Doç. Dr. Akgül Akpınarlı Antony; astım için en önemli iki risk faktöründen birinin genetik yatkınlık, bir diğerinin ise çevresel etkiler olduğunu söyledi. Anne, baba ya da yakınlarının alerjik hastalıklara ya da astım hastalığına sahip olmasının, çocuklarda en önemli risk faktörü olduğunu, alerjenlerin, tekrarlayan akciğer enfeksiyonlarının, sigara dumanının, iç ve dış ortam hava kirliliğinin, beslenme tarzının çevresel risk faktörlerini oluşturduğunu belirtti. Doç. Dr. Antony; virüs enfeksiyonlarının (soğuk algınlığı, grip), üst solunum yolu hastalıklarının (anjin, bademcik, kafa sinüslerinde, burun ve burun arkası iltihaplarının), alerjenlerin (ev tozlarının, küflerin, evcil hayvanların, hamam böceklerinin ve çiçek tozlarının), mevsim değişiklerinin, ağlamanın, stresin astım nöbetlerini tetiklediğini vurguladı.

Astım Tedavi Edilebilir Bir Hastalıktır

Alerji ve Astım Uzmanı Doç. Dr. Akgül Akpınarlı Antony astımın tedavi edilebilen bir hastalık olduğunu belirterek şöyle konuştu: “En iyi tedavi astım yapan faktörlerin iyi belirlenmesi ve bunlardan korunma yollarının iyi bilinmesidir.

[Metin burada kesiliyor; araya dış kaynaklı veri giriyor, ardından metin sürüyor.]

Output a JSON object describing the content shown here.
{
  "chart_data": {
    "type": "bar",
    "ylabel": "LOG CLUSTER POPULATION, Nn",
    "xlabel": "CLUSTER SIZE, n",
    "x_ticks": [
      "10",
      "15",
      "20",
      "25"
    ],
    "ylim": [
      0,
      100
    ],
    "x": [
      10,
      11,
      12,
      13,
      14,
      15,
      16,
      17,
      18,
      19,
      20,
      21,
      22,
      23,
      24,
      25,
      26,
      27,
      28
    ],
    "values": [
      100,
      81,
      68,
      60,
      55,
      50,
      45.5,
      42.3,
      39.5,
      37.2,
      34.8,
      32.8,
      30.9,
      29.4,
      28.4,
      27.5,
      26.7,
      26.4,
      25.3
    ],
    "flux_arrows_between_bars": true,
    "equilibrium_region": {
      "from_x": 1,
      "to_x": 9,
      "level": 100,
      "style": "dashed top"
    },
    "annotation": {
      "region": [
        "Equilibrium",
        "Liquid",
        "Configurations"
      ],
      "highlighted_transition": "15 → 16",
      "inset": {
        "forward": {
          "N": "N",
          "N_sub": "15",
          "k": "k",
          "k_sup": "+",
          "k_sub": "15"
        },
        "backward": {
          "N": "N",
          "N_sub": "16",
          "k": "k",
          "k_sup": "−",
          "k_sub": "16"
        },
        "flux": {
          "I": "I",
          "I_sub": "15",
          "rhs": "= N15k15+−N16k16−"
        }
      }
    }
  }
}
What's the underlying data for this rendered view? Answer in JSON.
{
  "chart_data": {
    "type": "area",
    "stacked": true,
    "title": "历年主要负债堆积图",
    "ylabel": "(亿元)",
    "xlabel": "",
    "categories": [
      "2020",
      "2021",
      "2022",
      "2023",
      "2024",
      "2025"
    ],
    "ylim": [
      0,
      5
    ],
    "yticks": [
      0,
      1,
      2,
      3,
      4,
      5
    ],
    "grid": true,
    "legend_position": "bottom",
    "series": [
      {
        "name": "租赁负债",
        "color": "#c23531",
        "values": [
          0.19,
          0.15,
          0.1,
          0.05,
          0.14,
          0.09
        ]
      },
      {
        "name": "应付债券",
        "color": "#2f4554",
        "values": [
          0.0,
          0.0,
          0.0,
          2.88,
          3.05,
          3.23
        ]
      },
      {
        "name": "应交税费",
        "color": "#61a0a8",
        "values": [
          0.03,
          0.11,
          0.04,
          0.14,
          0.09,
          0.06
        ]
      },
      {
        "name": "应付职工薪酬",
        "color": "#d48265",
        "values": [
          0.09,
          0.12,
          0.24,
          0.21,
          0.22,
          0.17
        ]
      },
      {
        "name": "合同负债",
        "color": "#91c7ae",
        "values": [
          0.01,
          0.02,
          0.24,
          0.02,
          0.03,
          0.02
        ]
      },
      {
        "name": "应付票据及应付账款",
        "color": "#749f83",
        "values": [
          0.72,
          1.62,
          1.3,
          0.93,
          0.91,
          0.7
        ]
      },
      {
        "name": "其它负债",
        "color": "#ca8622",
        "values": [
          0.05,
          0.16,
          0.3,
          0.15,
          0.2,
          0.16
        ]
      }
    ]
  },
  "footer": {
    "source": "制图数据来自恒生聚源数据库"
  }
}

Korunma yapılmasına rağmen şikâyetler oluyorsa bazı ilaç tedavilerine ihtiyaç vardır. Dünyada olduğu gibi, ülkemizde de bu hastalığın tedavisi ile ilgili gerekli her türlü̈ ilaç ve malzeme bulunmaktadır. Uygun ilaç̧ tedavisi ile astımlılar iş ve okul dâhil günlük yaşamlarına, hastalık nedeni ile herhangi bir kısıtlanma olmadan devam edebilirler. Alerjik astımda en kalıcı tedavilerden biride alerjik olunan maddeye karsı yapılan aşı tedavileridir.Alerjik astımın tedavisindeki en etkili yol aşılama yöntemidir ve bu yöntemle hastalıktan kurtulmak mümkündür. Alerji aşıları, astımın gidişatını değiştirebilme potansiyeline sahip tek tedavidir. Mümkün olduğunca erken başlanmalıdır. Çünkü alerji aşıları dışındaki tedavilerin hiçbiri hastalığın vücuttan atılmasını sağlamaz, sadece mevcut yangının seviyesini azaltır.”